Der Fuhrmann riss die Augen auf und stieß einen markerschütternden Schrei aus, dann sackte er leblos in sich zusammen.

»Was war das?«, rief Bodo.

»Ein Pfeil!«, erwiderte Sigurd, der fassungslos auf den Schaft starrte, der nur knapp neben seinem Knie tief in die Brust des Mannes gedrungen war. »Er traf ihn direkt ins Herz!«

Er verlor keinen Augenblick, sprang auf und riss sein Schwert heraus.

»Dort aus dem Busch muss der Pfeil abgeschossen worden sein!« Sigurd rannte auf die Stelle zu. »Komm, Bodo, der hinterhältige Mörder kann noch nicht weit sein!«

Sein Freund folgte ihm mit gezücktem Schwert und Dolch, aber schnell stellte sich heraus, dass die Suche vergebens war. Wer immer den Schuss abgegeben hatte, war längst verschwunden.
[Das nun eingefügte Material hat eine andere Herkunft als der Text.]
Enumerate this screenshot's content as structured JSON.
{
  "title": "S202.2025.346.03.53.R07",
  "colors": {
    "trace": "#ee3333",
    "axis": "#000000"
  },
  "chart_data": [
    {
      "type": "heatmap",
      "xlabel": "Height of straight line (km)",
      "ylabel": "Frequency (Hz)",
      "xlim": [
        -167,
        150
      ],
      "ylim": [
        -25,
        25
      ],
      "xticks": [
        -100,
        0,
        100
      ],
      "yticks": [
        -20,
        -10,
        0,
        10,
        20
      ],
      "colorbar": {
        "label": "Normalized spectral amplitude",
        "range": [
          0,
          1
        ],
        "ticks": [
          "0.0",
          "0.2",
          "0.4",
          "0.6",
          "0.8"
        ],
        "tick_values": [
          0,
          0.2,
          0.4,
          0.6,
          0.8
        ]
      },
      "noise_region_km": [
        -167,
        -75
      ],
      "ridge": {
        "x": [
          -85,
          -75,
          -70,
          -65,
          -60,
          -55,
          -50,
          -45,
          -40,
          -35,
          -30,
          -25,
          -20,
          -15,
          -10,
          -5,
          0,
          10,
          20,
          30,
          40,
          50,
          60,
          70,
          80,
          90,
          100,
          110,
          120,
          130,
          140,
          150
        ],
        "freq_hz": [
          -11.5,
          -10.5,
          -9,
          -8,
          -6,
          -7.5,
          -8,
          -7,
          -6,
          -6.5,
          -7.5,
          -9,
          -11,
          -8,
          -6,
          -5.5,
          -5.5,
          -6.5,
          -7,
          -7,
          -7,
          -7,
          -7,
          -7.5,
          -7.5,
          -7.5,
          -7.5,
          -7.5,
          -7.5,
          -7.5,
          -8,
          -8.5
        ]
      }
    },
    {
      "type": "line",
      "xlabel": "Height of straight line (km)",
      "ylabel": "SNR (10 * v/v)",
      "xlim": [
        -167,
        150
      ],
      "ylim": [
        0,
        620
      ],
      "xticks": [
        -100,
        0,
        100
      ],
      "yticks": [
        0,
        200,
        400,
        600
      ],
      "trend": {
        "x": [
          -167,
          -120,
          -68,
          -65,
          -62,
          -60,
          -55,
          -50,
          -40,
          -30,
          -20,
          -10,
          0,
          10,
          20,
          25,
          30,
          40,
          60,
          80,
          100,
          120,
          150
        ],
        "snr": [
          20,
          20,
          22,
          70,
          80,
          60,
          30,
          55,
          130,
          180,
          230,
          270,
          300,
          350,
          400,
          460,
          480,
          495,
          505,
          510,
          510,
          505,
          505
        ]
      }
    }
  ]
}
Sigurd stieß den Atem aus. »Es hat keinen Zweck«, musste er eingestehen. »Der Kerl ist uns entwischt … Die Dunkelheit im Wald hat ihm geholfen.«

Ihnen blieb nichts anderes übrig, als zur Burg zurückzukehren. Die niedergemetzelten Fuhrleute würden sie bei Anbruch des nächsten Tages bergen und bestatten lassen. Sigurd ließ sich zum Grafen bringen, der ihre Rückkehr voller Anspannung erwartet hatte. Er erzählte ihm, was vorgefallen war.

»… der Bandit muss mit dem Teufel im Bunde stehen!«, schloss der Junker seinen Bericht. »Er ist wieder mit der ganzen Beute entwischt. Es ist zum Verzweifeln!« Niedergeschlagen schüttelte er den Kopf.
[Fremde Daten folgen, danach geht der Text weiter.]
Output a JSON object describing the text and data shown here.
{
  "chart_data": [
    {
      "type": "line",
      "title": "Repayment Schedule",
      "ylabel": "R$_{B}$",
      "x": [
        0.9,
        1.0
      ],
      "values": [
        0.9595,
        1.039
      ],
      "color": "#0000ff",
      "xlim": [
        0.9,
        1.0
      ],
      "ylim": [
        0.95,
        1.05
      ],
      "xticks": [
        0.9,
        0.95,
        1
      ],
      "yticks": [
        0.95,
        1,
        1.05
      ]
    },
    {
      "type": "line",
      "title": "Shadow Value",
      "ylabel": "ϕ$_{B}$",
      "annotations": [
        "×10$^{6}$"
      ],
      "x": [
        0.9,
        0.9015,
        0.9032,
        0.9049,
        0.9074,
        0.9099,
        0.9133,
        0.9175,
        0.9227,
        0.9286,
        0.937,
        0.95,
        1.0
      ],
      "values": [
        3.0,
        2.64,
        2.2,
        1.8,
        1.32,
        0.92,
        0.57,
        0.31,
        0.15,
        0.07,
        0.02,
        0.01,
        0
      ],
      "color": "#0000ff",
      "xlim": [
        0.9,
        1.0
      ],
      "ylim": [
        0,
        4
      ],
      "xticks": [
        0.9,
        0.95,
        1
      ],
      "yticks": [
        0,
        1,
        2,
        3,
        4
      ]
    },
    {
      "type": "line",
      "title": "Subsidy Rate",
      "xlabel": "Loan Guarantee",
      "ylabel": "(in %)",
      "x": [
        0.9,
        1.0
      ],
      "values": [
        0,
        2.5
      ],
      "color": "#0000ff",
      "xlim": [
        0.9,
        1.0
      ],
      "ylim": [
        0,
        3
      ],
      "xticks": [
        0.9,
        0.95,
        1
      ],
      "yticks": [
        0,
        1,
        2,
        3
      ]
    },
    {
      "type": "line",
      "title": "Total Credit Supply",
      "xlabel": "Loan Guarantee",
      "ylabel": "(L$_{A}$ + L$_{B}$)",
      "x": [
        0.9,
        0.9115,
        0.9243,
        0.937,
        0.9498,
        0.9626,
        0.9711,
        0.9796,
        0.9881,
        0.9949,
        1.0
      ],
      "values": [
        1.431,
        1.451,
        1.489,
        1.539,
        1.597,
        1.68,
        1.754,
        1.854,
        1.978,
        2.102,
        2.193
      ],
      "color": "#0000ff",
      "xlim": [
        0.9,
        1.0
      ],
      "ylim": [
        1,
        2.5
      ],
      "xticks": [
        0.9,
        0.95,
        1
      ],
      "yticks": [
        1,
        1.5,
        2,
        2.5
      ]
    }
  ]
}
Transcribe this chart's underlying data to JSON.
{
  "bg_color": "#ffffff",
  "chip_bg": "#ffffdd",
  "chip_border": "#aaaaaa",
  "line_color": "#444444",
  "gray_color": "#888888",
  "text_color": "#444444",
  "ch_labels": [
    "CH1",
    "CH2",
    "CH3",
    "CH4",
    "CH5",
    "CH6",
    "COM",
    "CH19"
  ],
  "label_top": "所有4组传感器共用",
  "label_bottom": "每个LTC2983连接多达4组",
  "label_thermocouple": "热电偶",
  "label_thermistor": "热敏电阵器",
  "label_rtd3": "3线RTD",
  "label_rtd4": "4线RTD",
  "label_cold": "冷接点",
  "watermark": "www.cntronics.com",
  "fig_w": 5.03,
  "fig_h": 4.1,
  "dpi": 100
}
Der Graf strich sich übers Kinn. »Nun, an Euch hat es nicht gelegen«, versuchte er Sigurd aufzumuntern. »Ihr habt getan, was Ihr konntet! Ihr seht nun selbst, warum es uns in all den Monaten nicht gelungen ist. Aber nun müsst Ihr unbedingt ruhen. Die halbe Nacht ist schon vorbei.«

Sigurd fühlte, wie ihn die Müdigkeit übermannte, und er verabschiedete sich zusammen mit Bodo vom Grafen. Er schwor sich, am nächsten Tag keinen Augenblick zu verlieren, um den Maskierten endlich zur Strecke zu bringen.

*

Doch auch diesen trieben die Gedanken an das Geschehene um.
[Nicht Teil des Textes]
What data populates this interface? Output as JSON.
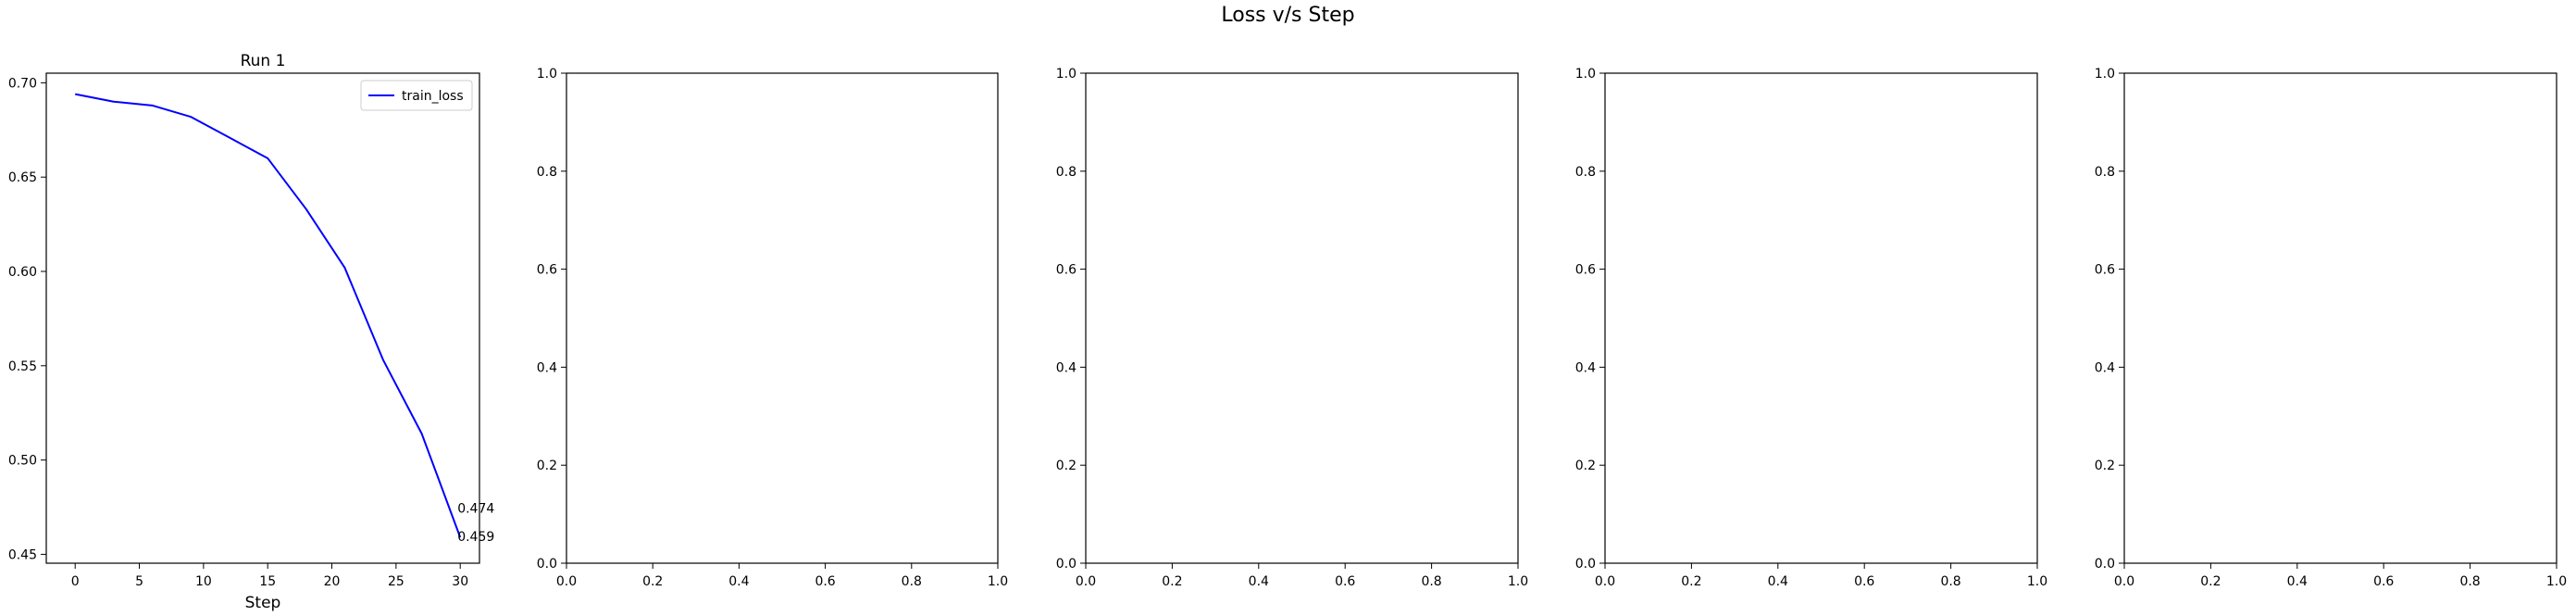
{
  "figure": {
    "title": "Loss v/s Step"
  },
  "chart_data": [
    {
      "type": "line",
      "title": "Run 1",
      "xlabel": "Step",
      "ylabel": "",
      "xlim": [
        -2.25,
        31.5
      ],
      "ylim": [
        0.4453,
        0.7051
      ],
      "xticks": [
        0,
        5,
        10,
        15,
        20,
        25,
        30
      ],
      "xtick_labels": [
        "0",
        "5",
        "10",
        "15",
        "20",
        "25",
        "30"
      ],
      "yticks": [
        0.45,
        0.5,
        0.55,
        0.6,
        0.65,
        0.7
      ],
      "ytick_labels": [
        "0.45",
        "0.50",
        "0.55",
        "0.60",
        "0.65",
        "0.70"
      ],
      "legend": {
        "position": "upper right",
        "entries": [
          "train_loss"
        ]
      },
      "series": [
        {
          "name": "train_loss",
          "color": "#0000ff",
          "x": [
            0,
            3,
            6,
            9,
            12,
            15,
            18,
            21,
            24,
            27,
            30
          ],
          "y": [
            0.694,
            0.69,
            0.688,
            0.682,
            0.671,
            0.66,
            0.633,
            0.602,
            0.553,
            0.514,
            0.459
          ]
        }
      ],
      "annotations": [
        {
          "text": "0.474",
          "x": 30,
          "y": 0.474
        },
        {
          "text": "0.459",
          "x": 30,
          "y": 0.459
        }
      ]
    },
    {
      "type": "line",
      "title": "",
      "xlabel": "",
      "xlim": [
        0,
        1
      ],
      "ylim": [
        0,
        1
      ],
      "xticks": [
        0,
        0.2,
        0.4,
        0.6,
        0.8,
        1.0
      ],
      "xtick_labels": [
        "0.0",
        "0.2",
        "0.4",
        "0.6",
        "0.8",
        "1.0"
      ],
      "yticks": [
        0,
        0.2,
        0.4,
        0.6,
        0.8,
        1.0
      ],
      "ytick_labels": [
        "0.0",
        "0.2",
        "0.4",
        "0.6",
        "0.8",
        "1.0"
      ],
      "series": []
    },
    {
      "type": "line",
      "title": "",
      "xlabel": "",
      "xlim": [
        0,
        1
      ],
      "ylim": [
        0,
        1
      ],
      "xticks": [
        0,
        0.2,
        0.4,
        0.6,
        0.8,
        1.0
      ],
      "xtick_labels": [
        "0.0",
        "0.2",
        "0.4",
        "0.6",
        "0.8",
        "1.0"
      ],
      "yticks": [
        0,
        0.2,
        0.4,
        0.6,
        0.8,
        1.0
      ],
      "ytick_labels": [
        "0.0",
        "0.2",
        "0.4",
        "0.6",
        "0.8",
        "1.0"
      ],
      "series": []
    },
    {
      "type": "line",
      "title": "",
      "xlabel": "",
      "xlim": [
        0,
        1
      ],
      "ylim": [
        0,
        1
      ],
      "xticks": [
        0,
        0.2,
        0.4,
        0.6,
        0.8,
        1.0
      ],
      "xtick_labels": [
        "0.0",
        "0.2",
        "0.4",
        "0.6",
        "0.8",
        "1.0"
      ],
      "yticks": [
        0,
        0.2,
        0.4,
        0.6,
        0.8,
        1.0
      ],
      "ytick_labels": [
        "0.0",
        "0.2",
        "0.4",
        "0.6",
        "0.8",
        "1.0"
      ],
      "series": []
    },
    {
      "type": "line",
      "title": "",
      "xlabel": "",
      "xlim": [
        0,
        1
      ],
      "ylim": [
        0,
        1
      ],
      "xticks": [
        0,
        0.2,
        0.4,
        0.6,
        0.8,
        1.0
      ],
      "xtick_labels": [
        "0.0",
        "0.2",
        "0.4",
        "0.6",
        "0.8",
        "1.0"
      ],
      "yticks": [
        0,
        0.2,
        0.4,
        0.6,
        0.8,
        1.0
      ],
      "ytick_labels": [
        "0.0",
        "0.2",
        "0.4",
        "0.6",
        "0.8",
        "1.0"
      ],
      "series": []
    }
  ]
}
Der maskierte Anführer der Räuberbande schlich durch den Wald, immer wieder hastige Blicke über die Schulter werfend. Nachdem er endlich überzeugt war, dass ihm niemand folgte, lenkte er seine Schritte auf ein ganz bestimmtes Ziel hin. In der rechten Hand hielt er den Bogen, mit dem er den Fuhrmann niedergestreckt hatte, bevor dieser ihn verraten konnte.